伊勢湾貧酸素情報
平成17年度貧酸素情報
(第4報)
平成17年8月10日
三重県科学技術振興センター
水産研究部 鈴鹿水産研究室
貧酸素水塊(2ppm以下)は湾奥を中心として南北に細長く分布し,前年同期より大きく,平年同期に比べて同じかやや大きい。
8月4日の調査船「あさま」の定線観測によると, 水温は,表面で26.0~29.0℃,10mで20.5~24.8℃,底層で18.1~23.7℃の範囲にあった。表面では平年並から高め,10mと底層では一部の測点では平年並みであったが,多くは平年より低めであった。塩分は表面で25.43~31.98,10mで31.64~33.15,底層で30.81~34.23の範囲にあった。全層にわたって平年より高めであった。
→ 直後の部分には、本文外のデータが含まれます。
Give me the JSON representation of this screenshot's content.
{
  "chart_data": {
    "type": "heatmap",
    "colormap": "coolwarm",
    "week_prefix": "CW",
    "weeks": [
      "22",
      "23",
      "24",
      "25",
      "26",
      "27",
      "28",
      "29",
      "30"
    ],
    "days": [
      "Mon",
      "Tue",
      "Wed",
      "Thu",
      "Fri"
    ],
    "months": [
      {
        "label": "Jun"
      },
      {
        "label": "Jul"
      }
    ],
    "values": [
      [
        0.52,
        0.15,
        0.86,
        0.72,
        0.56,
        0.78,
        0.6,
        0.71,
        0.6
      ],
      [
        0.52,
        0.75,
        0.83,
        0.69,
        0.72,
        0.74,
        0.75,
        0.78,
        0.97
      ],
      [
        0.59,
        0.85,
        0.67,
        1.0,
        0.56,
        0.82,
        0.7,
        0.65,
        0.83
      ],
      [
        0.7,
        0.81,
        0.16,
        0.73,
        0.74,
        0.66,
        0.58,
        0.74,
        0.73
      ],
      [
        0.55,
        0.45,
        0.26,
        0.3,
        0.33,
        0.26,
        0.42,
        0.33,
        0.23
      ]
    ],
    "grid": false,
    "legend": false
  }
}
DO(溶存酸素量)は,表面で5.4~7.6ppm,10mで2.5~5.5ppm,底層で0.1~4.6ppmの範囲にあった。表面では平年よりも低く,10mでは湾口部でやや低い他はほぼ平年並み,底層では湾奥と湾口で平年より低めであった。
底層で2ppm以下の貧酸素水塊は,湾口部の愛知県側から湾内へと侵入した外海系水に圧迫される形で,湾奥部に押しやられている。さらに貧酸素水塊の一部は,三重県側の沖合にも分布していたが,三重県側沿岸部の浅所のDOは高くなっていた。このため,貧酸素水塊の分布範囲は平年と異なり,南北に細長い形となっている(下図)。
貧酸素水塊の範囲は前年同期より広く,平年同期並かやや大きい。
先月から,表層付近の高温傾向と中・底層の低温傾向で,上下混合が起こりにくい状況が続いており,今後急速に底層の酸素量が低下する可能性もあり,三重県沿岸域への波及も懸念され注意が必要である。